Many states and foreign countries where we operate also have, or are developing, similar environmental laws and regulations governing these same types of activities. While similar, in some cases these regulations may impose additional, or more stringent, requirements that can add to the cost and difficulty of marketing or transporting products across state and international borders.
The ultimate financial impact arising from environmental laws and regulations is neither clearly known nor easily determinable as new standards, such as air emission standards, water quality standards and stricter fuel regulations, continue to evolve. However, environmental laws and regulations, including those that may arise to address concerns about global climate change, are expected to continue to have an increasing impact on our operations in the United States and in other countries in which we operate.
Remediation Accruals
We accrue for remediation activities when it is probable that a liability has been incurred and reasonable estimates of the liability can be made. These accrued liabilities are not reduced for potential recoveries from insurers or other third parties and are not discounted (except those assumed in a purchase business combination, which we do record on a discounted basis).
Many of these liabilities result from CERCLA, RCRA and similar state laws that require us to undertake certain investigative and remedial activities at sites where we conduct, or once conducted, operations or at sites where ConocoPhillips-generated waste was disposed. The accrual also includes a number of sites we have identified that may require environmental remediation, but which are not currently the subject of CERCLA, RCRA or state enforcement activities. If applicable, we accrue receivables for probable insurance or other third-party recoveries. In the future, we may incur significant costs under both CERCLA and RCRA. Considerable uncertainty exists with respect to these costs, and under adverse changes in circumstances, potential liability may exceed amounts accrued as of June 30, 2006.
Remediation activities vary substantially in duration and cost from site to site, depending on the mix of unique site characteristics, evolving remediation technologies, diverse regulatory agencies and enforcement policies, and the presence or absence of potentially liable third parties. Therefore, it is difficult to develop reasonable estimates of future site remediation costs.

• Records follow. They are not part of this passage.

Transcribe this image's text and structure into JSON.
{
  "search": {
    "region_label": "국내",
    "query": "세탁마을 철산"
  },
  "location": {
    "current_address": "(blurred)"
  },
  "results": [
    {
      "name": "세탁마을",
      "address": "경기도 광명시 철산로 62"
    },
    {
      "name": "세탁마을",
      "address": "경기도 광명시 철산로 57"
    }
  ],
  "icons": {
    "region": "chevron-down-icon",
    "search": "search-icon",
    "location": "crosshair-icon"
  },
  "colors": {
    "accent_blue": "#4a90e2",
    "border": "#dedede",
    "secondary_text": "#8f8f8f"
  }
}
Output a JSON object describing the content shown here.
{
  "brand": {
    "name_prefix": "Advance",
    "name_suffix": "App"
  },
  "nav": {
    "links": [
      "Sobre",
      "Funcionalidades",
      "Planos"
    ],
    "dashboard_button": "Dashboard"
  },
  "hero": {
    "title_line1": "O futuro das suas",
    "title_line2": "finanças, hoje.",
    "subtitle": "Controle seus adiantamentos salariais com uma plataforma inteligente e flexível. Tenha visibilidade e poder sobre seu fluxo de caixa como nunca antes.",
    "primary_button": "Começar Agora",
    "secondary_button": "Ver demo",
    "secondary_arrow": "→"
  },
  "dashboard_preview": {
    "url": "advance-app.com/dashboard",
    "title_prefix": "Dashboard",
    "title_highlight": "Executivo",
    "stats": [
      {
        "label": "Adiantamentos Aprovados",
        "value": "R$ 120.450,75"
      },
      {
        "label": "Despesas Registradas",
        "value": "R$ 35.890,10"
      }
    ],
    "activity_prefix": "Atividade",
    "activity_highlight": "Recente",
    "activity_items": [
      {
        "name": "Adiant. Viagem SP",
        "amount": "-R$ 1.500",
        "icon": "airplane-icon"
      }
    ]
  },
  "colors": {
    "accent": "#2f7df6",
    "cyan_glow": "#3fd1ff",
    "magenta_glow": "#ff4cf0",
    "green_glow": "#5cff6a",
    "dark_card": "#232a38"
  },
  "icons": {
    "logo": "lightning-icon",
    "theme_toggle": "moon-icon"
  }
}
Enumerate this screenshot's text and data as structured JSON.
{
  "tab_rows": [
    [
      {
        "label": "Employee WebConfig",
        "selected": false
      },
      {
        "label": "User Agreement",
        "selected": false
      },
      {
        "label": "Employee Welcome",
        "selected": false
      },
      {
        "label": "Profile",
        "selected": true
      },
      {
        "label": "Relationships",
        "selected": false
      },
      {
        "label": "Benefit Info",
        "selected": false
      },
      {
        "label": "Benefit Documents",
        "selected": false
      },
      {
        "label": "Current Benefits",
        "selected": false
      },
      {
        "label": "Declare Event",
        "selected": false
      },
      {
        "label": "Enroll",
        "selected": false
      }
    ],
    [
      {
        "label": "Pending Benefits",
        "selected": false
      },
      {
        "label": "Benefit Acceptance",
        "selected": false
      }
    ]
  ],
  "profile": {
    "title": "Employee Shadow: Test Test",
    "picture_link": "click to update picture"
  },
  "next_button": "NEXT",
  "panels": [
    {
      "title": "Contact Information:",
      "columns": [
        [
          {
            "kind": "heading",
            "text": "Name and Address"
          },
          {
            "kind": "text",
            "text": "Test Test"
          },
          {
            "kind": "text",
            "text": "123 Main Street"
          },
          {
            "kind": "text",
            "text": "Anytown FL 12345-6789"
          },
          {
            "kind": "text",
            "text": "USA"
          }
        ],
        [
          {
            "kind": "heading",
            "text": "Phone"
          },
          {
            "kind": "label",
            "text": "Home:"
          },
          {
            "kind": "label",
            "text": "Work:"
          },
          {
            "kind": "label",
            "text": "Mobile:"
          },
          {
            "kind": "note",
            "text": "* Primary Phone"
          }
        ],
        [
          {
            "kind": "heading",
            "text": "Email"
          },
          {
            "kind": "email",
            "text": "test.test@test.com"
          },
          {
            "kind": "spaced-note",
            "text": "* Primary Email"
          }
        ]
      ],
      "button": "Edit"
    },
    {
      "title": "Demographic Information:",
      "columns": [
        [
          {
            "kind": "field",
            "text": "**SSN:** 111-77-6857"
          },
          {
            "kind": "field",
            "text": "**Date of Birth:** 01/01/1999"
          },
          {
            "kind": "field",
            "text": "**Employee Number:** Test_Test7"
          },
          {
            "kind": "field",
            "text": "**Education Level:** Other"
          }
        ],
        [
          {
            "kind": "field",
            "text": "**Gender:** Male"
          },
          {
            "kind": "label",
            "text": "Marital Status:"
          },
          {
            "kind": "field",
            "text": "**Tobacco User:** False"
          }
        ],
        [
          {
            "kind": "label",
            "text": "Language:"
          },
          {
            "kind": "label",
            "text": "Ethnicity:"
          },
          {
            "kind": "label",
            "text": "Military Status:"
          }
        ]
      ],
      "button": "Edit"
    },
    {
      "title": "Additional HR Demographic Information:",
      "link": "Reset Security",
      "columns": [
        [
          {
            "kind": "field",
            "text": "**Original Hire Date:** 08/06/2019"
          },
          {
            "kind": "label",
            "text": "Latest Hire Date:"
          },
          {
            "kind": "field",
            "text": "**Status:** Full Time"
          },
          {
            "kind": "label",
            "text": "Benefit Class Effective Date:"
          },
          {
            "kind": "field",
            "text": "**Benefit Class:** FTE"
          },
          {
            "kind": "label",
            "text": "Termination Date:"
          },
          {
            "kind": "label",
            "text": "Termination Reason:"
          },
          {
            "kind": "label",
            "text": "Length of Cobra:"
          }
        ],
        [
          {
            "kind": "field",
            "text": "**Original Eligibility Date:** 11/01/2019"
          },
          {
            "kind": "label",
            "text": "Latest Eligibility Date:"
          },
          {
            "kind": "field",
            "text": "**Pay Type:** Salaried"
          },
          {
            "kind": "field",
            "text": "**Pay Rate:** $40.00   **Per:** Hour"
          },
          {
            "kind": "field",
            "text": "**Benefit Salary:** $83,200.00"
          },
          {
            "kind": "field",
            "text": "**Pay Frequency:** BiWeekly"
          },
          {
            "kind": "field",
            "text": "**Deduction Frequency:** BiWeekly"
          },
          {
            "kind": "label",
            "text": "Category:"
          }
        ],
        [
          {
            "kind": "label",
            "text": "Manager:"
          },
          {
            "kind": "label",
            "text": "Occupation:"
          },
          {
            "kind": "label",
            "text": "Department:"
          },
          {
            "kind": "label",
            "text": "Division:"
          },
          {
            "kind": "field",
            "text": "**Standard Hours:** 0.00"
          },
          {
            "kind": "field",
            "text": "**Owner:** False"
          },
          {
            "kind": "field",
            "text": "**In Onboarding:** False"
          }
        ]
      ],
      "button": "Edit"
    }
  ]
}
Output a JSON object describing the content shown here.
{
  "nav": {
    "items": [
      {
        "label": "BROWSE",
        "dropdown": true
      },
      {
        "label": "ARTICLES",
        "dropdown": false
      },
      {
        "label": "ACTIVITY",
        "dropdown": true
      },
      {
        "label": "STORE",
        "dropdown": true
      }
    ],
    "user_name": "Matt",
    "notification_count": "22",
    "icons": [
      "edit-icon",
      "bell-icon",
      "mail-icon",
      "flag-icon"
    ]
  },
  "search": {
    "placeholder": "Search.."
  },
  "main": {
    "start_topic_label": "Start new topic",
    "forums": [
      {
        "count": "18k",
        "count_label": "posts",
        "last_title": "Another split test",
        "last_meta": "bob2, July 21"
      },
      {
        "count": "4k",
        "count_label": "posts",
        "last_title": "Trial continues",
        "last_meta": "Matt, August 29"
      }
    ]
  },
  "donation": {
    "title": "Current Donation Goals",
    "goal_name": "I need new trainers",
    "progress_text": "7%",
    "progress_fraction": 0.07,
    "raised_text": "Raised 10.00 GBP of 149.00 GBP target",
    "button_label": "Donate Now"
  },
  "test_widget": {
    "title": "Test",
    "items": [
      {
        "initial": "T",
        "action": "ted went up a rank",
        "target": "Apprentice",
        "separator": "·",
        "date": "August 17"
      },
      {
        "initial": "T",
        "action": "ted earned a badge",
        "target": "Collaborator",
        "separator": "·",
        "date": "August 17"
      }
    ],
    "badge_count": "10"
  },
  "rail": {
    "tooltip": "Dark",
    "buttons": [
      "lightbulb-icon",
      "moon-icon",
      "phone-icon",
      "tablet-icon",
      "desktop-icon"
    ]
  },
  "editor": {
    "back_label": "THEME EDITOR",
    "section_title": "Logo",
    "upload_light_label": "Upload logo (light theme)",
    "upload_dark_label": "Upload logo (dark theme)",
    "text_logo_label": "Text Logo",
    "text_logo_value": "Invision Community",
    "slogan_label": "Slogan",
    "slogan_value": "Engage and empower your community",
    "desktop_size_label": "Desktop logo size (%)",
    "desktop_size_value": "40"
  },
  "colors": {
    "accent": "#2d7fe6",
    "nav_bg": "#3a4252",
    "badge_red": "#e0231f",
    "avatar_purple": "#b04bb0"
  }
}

At June 30, 2006, our balance sheet included a total environmental accrual of $982 million, compared with $989 million at December 31, 2005. We expect to incur a substantial majority of these expenditures within the next 30 years.
Notwithstanding any of the foregoing, and as with other companies engaged in similar businesses, environmental costs and liabilities are inherent in our operations and products, and there can be no assurance that material costs and liabilities will not be incurred. However, we currently do not expect any material adverse effect upon our results of operations or financial position as a result of compliance with environmental laws and regulations.
NEW ACCOUNTING STANDARDS
In June 2006, the Financial Accounting Standards Board (FASB) issued FASB Interpretation No. 48, Accounting for Uncertainty in Income Taxes, an interpretation of FASB Statement No. 109. This Interpretation provides guidance on recognition, classification, and disclosure concerning uncertain tax liabilities. The evaluation of a tax position will require recognition of a tax benefit if it is more likely than not that it will be sustained upon examination. This Interpretation is effective beginning January 1, 2007. We are currently evaluating the impact on our financial statements.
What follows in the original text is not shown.